# Is it possible for two gases to have different internal energy but equal pressure and temperature?

(a) There's something odd about your data. The website I consulted gave $$c_v$$, the molar heat capacity at constant volume as 12.4717 $$\text J\ \text{mol}^{-1}\ \text {K}^{-1}$$ for both helium and neon (I couldn't find Xenon). Both of these were measured at 25 °C, though for inert gases there is very little change of $$c_v$$ with temperature.

This value of $$c_v$$ agrees to five sig figs with the theoretical value of $$\frac32 R$$.

So at equal temperatures the same amount (number of moles) of the gases have the same internal energy, given by $$U=\tfrac32 nRT.$$ This works for all monatomic gases at lowish densities (so they behave as ideal gases).

(b) However for diatomic gases, such as oxygen, nitrogen, hydrogen, a good approximation for the molar heat capacity at constant volume is $$c_v = \frac52 RT$$, so $$U=\tfrac52 nRT.$$

The reason is that the molecules of these gases have kinetic energy of rotation as well as translation (moving about!). We say that diatomic molecules at ordinary temperatures have 5 "degrees of freedom", 3 translational and 2 rotational. Kelvin temperature is proportional to the average kinetic energy per degree of freedom, so a mole of diatomic molecules has 5/3 times the internal energy of a mole of monatomic molecules at the same temperature!

The equation of state does not tell everything about a thermodynamic system. Moreover, the specific heat is not related to the value of the internal energy but to the variation of internal energy when the temperature changes.

A very simple example (even simpler than the case of interacting gases like Xenon and Helium) may help to understand the previous points.

Let's consider two equal volumes containing the same number of moles of two perfect gases at the same temperature. Gas A is made by monoatomic molecules, while gas B is made by di-atomic molecules. The equation of state is the same for both $$PV=nRT$$, therefore the pressure is the same. However specific heat and internal energy are not the same, being $$U_A=\frac32 nRT$$ and $$U_B=\frac52 nRT$$.

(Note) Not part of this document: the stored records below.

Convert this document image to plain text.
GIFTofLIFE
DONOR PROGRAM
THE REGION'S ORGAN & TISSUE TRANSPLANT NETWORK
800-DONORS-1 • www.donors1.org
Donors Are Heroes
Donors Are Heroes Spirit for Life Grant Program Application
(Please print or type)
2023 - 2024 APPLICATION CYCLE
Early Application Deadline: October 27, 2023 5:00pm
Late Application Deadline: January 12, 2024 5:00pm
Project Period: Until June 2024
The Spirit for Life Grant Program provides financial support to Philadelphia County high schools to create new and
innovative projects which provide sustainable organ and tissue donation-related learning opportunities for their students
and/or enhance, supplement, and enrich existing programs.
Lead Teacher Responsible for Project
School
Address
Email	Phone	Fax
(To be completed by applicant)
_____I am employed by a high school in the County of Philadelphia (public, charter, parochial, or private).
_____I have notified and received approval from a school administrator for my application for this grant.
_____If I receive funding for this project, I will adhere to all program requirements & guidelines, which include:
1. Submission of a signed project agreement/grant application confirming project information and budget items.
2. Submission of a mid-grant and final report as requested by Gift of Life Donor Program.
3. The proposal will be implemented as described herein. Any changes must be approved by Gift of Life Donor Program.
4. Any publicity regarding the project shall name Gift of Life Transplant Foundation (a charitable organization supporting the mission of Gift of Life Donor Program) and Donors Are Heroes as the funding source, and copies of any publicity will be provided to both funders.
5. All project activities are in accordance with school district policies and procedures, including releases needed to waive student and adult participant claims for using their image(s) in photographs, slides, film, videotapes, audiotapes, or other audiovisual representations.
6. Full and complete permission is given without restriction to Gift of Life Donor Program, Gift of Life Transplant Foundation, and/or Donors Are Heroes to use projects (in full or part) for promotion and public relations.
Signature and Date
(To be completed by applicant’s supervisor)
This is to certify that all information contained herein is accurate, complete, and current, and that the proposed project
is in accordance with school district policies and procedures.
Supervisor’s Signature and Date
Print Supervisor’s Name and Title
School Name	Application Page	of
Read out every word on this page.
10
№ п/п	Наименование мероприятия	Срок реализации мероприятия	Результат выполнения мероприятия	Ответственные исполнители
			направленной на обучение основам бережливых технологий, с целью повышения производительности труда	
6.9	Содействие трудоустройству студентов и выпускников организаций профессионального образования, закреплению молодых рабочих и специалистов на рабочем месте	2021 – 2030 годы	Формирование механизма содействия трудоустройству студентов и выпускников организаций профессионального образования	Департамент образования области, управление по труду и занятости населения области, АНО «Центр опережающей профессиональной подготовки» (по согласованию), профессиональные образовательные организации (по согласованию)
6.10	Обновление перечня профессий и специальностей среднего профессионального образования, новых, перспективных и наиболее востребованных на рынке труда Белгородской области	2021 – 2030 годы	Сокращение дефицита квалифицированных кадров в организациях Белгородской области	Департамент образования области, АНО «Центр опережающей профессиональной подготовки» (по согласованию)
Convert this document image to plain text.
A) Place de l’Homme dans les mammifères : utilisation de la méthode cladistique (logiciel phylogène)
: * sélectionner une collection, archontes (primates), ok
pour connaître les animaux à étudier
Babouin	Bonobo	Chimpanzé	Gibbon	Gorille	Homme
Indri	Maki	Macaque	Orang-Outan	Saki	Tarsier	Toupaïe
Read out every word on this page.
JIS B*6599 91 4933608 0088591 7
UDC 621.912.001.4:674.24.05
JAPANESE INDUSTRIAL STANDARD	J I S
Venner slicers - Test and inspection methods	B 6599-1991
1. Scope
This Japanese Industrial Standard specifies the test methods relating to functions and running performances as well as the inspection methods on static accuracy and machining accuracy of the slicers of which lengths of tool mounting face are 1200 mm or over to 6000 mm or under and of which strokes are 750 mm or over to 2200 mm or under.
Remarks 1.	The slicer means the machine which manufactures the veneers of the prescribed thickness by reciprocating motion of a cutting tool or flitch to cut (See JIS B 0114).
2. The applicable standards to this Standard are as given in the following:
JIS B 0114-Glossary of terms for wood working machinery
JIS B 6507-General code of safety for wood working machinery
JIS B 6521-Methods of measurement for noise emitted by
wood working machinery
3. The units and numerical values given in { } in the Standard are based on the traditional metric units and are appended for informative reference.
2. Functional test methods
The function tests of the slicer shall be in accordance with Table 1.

The reason for that has to do with the different role of the energy of a single molecular has in the case of internal energy and of the pressure. In this very simple case where all the energy is kinetic, the full energy (sum of the translational and rotational contributions) enters in the thermodynamic internal energy. Only the translational degrees of freedom enter in the case of pressure, and this explains the equality of pressure.

In the case of interacting systems, the situation is even more complex but the main idea remains the same: the knowledge of the equation of state alone is not sufficient to reconstruct internal energy and specific heat. This is a basic fact of the description of any thermodynamic system.